When people say that the art market is "down" as it was in 2008 and 2009, what does that really mean? It ties in directly to the laws of S & D. When the financial markets are shaky and people don't feel like they have as much money, their art budgets are some of the first things to go. That has a significant effect on local and mid-range gallery markets. What guides the larger market as a whole is what's going on at the major auction houses worldwide.
In the midst of an economic downturn, collectors understand that they won't get as much for their Rothko as they might during boom times. Quite sensibly, they hold off on putting it on the block until the market shows signs of recovery. As a result, auction houses are given fewer and fewer top-tier pieces to sell, and they're forced to sell more mediocre works. Collectors aren't stupid, and once they sense that the offerings by Christie's, Sotheby's, and their buddies are less than fabulous, they stay home. That means the prices achieved for those mediocre pieces are . . . well, mediocre. And the cycle of the downturn in art continues.

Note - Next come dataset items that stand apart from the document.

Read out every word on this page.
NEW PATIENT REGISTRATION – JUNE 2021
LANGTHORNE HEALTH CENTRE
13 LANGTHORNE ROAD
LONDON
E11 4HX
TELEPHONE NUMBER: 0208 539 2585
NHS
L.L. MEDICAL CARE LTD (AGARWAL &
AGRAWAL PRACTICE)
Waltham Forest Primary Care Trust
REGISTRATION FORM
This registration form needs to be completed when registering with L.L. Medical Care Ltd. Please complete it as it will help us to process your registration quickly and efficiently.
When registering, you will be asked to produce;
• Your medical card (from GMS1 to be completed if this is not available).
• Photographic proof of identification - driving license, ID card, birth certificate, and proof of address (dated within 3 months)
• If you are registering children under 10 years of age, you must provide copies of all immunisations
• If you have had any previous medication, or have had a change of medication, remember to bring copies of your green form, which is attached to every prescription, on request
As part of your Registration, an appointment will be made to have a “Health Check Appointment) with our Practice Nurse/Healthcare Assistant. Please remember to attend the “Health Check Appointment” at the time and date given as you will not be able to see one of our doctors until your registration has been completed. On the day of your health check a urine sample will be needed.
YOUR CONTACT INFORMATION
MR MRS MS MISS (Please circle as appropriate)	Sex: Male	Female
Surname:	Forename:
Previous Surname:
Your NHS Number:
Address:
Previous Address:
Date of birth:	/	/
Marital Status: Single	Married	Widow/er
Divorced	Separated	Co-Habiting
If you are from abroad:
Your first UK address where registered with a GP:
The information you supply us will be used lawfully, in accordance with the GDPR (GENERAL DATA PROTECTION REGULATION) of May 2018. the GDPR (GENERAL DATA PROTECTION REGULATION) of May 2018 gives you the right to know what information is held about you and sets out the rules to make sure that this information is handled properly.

The good news is that 2010 seems to be breaking from 2009 in a big way. We're seeing the best works up for sale that we've seen in several years, and prices at sales so far this year are very encouraging. Alberto Giacometti's
Walking Man achieved the highest price for any work ever sold at auction ($104.3 million) in London in February, and the Asian market has shown its robustness as the Hong Kong sales earlier this month. The first week of May will bring Sotheby's and Christie's Impressionist and Modern sales in New York, which will us a lot. Both of these have some impressive lots, so we'll be watching!